E-3016/2010 Page 10 7. 7.1. Au vu de l’issue de la cause, il y a lieu de mettre une partie des frais de procédure à la charge du recourant, conformément aux art. 63 al. 1 PA et 2 et 3 let. b du règlement du 21 février 2008 concernant les frais, dépens et indemnités fixés par le Tribunal administratif fédéral (FITAF, RS 173.320.2). 7.2. Le recourant a eu partiellement gain de cause suite à la reconsidération partielle par l'ODM de la décision attaquée. Il n'y a cependant pas lieu de lui accorder des dépens partiels, dès lors qu'il n'était pas représenté et que la procédure n'est pas réputée lui avoir causé des frais relativement élevés, au sens de l'art. 64 al. 1 PA.

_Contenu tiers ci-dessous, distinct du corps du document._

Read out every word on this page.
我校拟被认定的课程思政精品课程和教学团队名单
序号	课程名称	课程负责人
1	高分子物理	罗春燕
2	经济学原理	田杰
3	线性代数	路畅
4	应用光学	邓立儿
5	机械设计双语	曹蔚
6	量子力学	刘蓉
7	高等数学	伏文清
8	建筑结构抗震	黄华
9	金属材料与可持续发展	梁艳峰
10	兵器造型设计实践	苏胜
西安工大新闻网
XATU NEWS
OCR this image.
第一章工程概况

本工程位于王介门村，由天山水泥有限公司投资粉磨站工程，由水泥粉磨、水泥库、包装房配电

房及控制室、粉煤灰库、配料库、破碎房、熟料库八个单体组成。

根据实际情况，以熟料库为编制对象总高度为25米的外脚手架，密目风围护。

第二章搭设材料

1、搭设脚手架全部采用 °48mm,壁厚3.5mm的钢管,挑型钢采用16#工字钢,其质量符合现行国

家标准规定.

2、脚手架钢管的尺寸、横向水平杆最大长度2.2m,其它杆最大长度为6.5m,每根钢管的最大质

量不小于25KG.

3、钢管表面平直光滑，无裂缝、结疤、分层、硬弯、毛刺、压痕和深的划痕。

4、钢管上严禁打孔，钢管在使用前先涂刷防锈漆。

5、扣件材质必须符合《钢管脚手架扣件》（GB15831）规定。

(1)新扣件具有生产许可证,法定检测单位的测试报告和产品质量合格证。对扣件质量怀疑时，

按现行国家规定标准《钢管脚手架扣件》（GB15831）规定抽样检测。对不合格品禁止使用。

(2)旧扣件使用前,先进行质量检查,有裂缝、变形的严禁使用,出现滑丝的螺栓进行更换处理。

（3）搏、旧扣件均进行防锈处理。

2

(dispositif page suivante)
E-3016/2010 Page 11 Par ces motifs, le Tribunal administratif fédéral prononce : 1. Le recours est rejeté, dans la mesure où il n'est pas devenu sans objet. 2. Des frais partiels de procédure, s'élevant à 300 francs sont mis à la charge du recourant. Ils sont compensés par son avance du 17 mai 2010. Le solde de celle-ci, s'élevant à 300 francs, sera restitué au recourant. 3. Il n'est pas alloué de dépens. 4. Le présent arrêt est adressé au recourant, à l’ODM et à l’autorité cantonale compétente.